An AHIMA-certified coder presents training focused on unique ICD-10 clinical documentation needs and hot topics for each medical specialty. The five webinars will follow the same outline and objectives catering to each medical specialty with specific examples.
- Physician Perspective/clinical impact of ICD-10
- Documentation requirements for certain conditions
- Documentation changes and new concepts
- Use of “unspecified” in ICD-10
So, finally, with ICD-10, we are getting a coding system that will allow us to demonstrate accurate and complete documentation.
Jose Santana, M.D.
Family Practice and Internal Medicine
Maggie Gaglione, M.D.
Board Certified Internal Medicine and Bariatrics
Private Practice at Tidewater Bariatrics, Virginia
“Comprehensive documentation is key to identifying and assigning the best diagnosis code. By doing our part, and focusing on how we document our patients’ condition we put the foundation in place to drive value based quality and improve the health of populations served.”
Obstetric and Gynecology
Abraham Lichtmacher, M.D. FACOG
Chief of Women’s Services
Lovelace Women’s Hospital, Albuquerque, New Mexico
“One of the problems that we often run into as providers is that we don’t always speak the same language or label things the same way. Having a shared understanding of terminology is very important, and it is one of the things that ICD-10 will help with.”
Joseph Nichols, M.D.
Board Certified Orthopedic Surgeon and Co-Chair of the WEDI Translation and Coding Work Group
“ICD-10 offers substantial improvement in the ability to recognize significant differences in risk, severity, complexity, co-morbidities and other key health condition parameters that make big differences in understanding variations in disease patterns and delivered services. High quality data is critically important in improving the healthcare of the population and assuring the greatest value from the delivery of safe and effective services.”
Mark Bieniarz, M.D.
Board Certified Cardiologist; Chief, Cardiovascular Services Lovelace Medical Center
New Mexico Heart Institute
“I think we’re in the midst of a cultural change in medicine in general. Particularly when you look at cardiology, where the patients have such acuity, enhancing clinical documentation is, and will continue to be, a critical element to improving outcomes, operating under new payment models, and, above all else, doing the right thing for our patients.
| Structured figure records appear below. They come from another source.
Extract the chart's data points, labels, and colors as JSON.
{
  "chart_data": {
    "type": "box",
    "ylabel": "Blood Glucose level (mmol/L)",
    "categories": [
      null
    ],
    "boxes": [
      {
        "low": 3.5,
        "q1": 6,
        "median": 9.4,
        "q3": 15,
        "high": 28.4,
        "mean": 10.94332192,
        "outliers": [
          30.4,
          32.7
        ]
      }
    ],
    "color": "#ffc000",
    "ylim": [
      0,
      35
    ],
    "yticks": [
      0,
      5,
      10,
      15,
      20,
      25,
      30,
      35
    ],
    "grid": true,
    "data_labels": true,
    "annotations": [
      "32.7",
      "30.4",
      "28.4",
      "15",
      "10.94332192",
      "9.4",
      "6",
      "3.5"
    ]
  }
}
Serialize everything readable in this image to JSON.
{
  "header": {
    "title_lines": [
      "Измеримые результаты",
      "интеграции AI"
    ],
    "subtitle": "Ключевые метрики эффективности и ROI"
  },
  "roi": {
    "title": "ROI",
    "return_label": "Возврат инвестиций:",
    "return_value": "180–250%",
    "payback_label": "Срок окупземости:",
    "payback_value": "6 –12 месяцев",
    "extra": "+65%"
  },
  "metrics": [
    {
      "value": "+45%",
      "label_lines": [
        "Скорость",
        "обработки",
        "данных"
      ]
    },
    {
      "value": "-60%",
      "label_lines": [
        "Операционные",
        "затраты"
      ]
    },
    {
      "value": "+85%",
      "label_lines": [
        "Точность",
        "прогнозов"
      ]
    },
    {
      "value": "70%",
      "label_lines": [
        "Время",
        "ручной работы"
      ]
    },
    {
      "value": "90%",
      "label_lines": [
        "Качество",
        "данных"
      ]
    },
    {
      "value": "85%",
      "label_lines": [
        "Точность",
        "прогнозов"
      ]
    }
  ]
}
We want to be evidenced based in the decisions that we make, and better data allows us to take a step in that direction.”
Scott Cyrus, D.O., FACOP
Children and Adolescent Medical Services
“The current coding process, ICD-9, is outdated and as physicians have improved their documentation, creating the current standard it can’t be reflected in ICD-9 coding. ICD-10 will allow for clarity of coding from the improved documentation and therefore improves the reflection of exactly what physicians are performing on a daily basis.”